A bait's consistency also is critical. A good dip is soft enough that it breaks up gradually, but solid enough that it does not wash away quickly. In current, where dip baits are really at their best, that can be a delicate balance.

Dip baits work best when fished in the current, because the moving water carries bait particles downstream as the dip breaks up creating a chum line of sorts that leads directly to the hook. Dips often out-produce other baits in rivers or in sections of reservoirs that have plenty of current running through them. However, reservoir fisheries can turn on and off as if someone was flipping a light switch based on power-generation schedules.
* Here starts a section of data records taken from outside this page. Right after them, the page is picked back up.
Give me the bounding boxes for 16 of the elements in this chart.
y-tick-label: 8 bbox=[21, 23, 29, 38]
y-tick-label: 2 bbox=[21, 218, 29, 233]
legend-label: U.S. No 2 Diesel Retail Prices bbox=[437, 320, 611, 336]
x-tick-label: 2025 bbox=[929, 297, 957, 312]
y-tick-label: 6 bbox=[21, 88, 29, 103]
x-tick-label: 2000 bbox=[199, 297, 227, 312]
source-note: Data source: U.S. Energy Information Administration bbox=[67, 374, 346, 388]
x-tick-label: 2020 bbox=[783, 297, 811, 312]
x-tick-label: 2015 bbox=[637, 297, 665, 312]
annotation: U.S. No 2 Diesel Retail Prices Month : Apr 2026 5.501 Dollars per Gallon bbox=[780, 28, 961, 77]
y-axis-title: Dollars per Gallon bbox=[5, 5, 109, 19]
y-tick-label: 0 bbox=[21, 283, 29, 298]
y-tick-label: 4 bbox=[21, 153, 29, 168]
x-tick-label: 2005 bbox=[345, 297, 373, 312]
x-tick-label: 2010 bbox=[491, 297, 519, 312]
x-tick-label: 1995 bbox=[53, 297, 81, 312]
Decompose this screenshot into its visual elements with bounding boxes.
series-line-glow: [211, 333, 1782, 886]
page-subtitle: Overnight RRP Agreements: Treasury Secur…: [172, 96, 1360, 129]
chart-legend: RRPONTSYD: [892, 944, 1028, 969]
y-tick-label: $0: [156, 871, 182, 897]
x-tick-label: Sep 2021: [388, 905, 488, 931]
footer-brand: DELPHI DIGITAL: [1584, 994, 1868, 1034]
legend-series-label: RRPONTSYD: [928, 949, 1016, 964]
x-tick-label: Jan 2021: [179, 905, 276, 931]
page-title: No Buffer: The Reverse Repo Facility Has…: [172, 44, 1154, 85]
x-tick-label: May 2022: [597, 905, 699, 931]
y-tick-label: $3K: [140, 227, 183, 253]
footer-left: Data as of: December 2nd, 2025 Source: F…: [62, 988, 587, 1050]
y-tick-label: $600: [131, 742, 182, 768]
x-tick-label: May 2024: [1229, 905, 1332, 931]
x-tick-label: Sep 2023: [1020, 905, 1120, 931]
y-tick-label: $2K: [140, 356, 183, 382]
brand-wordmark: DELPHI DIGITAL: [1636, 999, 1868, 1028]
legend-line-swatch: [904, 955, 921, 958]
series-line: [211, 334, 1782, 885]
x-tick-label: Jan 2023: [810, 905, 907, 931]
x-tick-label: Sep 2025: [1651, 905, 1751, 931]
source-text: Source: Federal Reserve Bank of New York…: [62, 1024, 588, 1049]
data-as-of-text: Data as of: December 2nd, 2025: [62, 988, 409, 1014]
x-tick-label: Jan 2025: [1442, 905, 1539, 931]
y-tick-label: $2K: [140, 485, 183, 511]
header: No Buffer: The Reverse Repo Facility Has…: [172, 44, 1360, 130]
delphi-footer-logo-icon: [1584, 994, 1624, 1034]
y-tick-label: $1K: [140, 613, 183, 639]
Anglers should consider how cats are likely to relate to a river hole or other structure and set up with their baits on the up-current side of where they expect the cats to hold. It is also wise to make repeated casts to the same general area, because doing so strengthens the line of scent to the area where the bait settles.

Dips generally do not stay on hooks - even treble hooks - on their own. There is nothing solid to put a hook through. Instead, anglers buy "catfish worms," most of which are tubes with holes in them or ringworm-style rubber worms. All are designed to hold the bait initially, but release it gradually. Most come pre-rigged with treble hooks on leaders, and sometimes a worm or two is included with a can of dip. An alternative is to string a piece of sponge onto the shank of the treble hook.

Dip baits are generally best kept in the shade during mid-summer days. Most get thinner in the heat, and keeping the bait on the hook can become challenging. Some manufacturers sell additives that help thicken dip baits that get too thin on toasty afternoons.

A final important accessory, similar to the liver fisherman's hand towel, is some sort of a dipstick to push the worm or sponge down into the bait without actually touching the goop.